Covino’s list of trespasses includes receiving a cease-and-desist from the Colorado Department of Agriculture last July on the grounds of operating its new aviary exhibit without a permit. As reported by local news source KDVR, the order came after state inspectors flunked SeaQuest’s exhibit three times since June 14. Undercover footage captured by the department sparked concerns over the safety and welfare of SeaQuest’s captive birds.

“It was also fined by the Colorado Parks and Wildlife Department for importing three mammals into Colorado without permits,” Baldwin added.

aquarium animal welfare

SeaQuest’s shady operations aren’t limited to just Colorado. In April 2017, Covino was ordered to pay $5,000 to the state of Idaho for raising investment money for aquariums in three other states. At the time, the Idaho Statesman reported that Covino’s brother Ammon was also involved in unlawful activity; in 2013, he was imprisoned for conspiring with an Idaho Aquarium co-founder to bring illegally captured spotted rays and lemon sharks to Boise.

“Former employees at Covino’s aquariums have come forward to report appalling neglect and abuse, including animals who were reportedly starving and routinely denied veterinary care,” Baldwin continued. “One former staffer said that he saw ‘at least 300 animals‘ die at the SeaQuest Las Vegas location. At the now-closed Portland Aquarium owned by Covino and his brother, Ammon, more than 200 animals reportedly died in just a few months—many allegedly from starvation, infections, and other seemingly preventable causes.”

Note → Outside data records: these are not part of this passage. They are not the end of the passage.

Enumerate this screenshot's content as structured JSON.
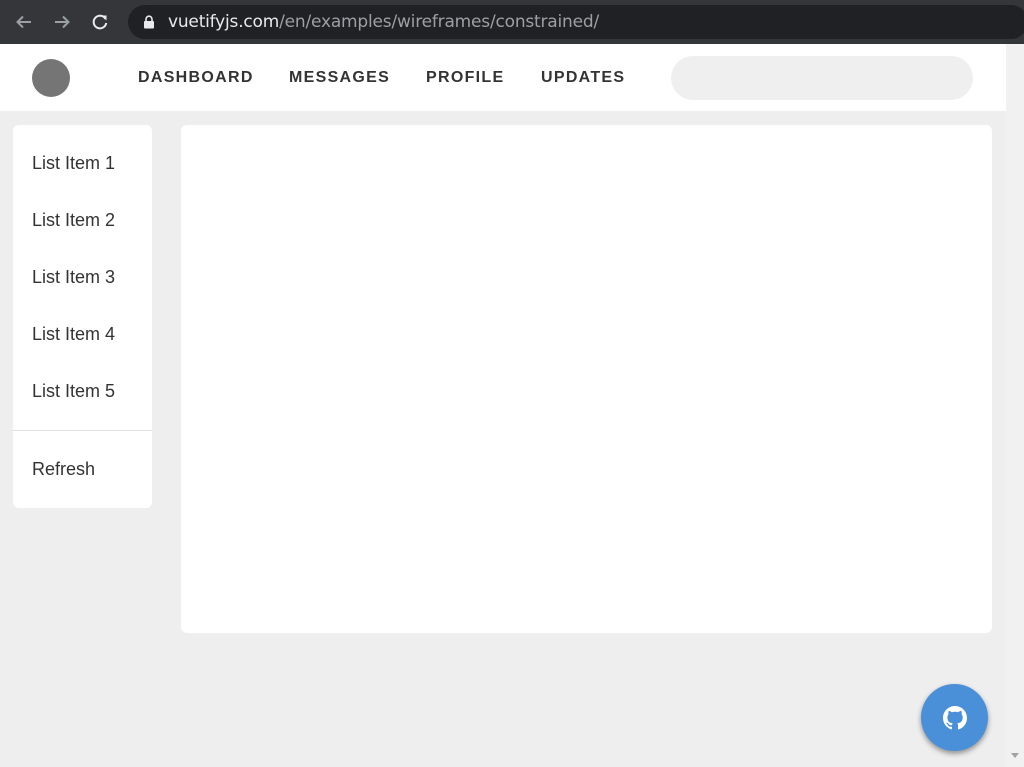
{
  "browser": {
    "url_host": "vuetifyjs.com",
    "url_path": "/en/examples/wireframes/constrained/",
    "icons": {
      "back": "arrow-left-icon",
      "forward": "arrow-right-icon",
      "reload": "reload-icon",
      "lock": "lock-icon"
    }
  },
  "app_bar": {
    "tabs": [
      {
        "label": "DASHBOARD"
      },
      {
        "label": "MESSAGES"
      },
      {
        "label": "PROFILE"
      },
      {
        "label": "UPDATES"
      }
    ],
    "search": {
      "value": "",
      "placeholder": ""
    }
  },
  "sidebar": {
    "items": [
      {
        "label": "List Item 1"
      },
      {
        "label": "List Item 2"
      },
      {
        "label": "List Item 3"
      },
      {
        "label": "List Item 4"
      },
      {
        "label": "List Item 5"
      }
    ],
    "refresh_label": "Refresh"
  },
  "fab": {
    "icon": "github-icon"
  },
  "colors": {
    "fab": "#4a90d9",
    "avatar": "#757575",
    "background": "#eeeeee"
  }
}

Despite the content of the letter and the trail of news reports that implicate Covino’s hand in not providing proper care to SeaQuest’s animals,  he issued a statement defending his business in an October 2 meeting with the Oyster Bay Town Board: “We work with the state and federal authorities that regulate our industry to ensure that we have all of the proper permits.”

Newsday reports that Baldwin is not alone in opposing the SeaQuest location at the Sunrise Mall. On October 16, animal rights activists asked members of the Oyster Bay Town Board to reject the proposal. According to town spokeswoman Marta Kane, Oyster Bay has received 42 comments from residents so far, all of which ask that the permit be denied. The town  has not yet made a decision.

Even in the case of having proper care, many animal rights organizations maintain that there is no such thing as a “humane” zoo or aquarium. Many captive animals are known to suffer from zoochosis, a mental illness characterized by stereotypic behaviors like pacing, rocking back and forth, overgrooming, self-mutilation, and in some cases, disordered eating.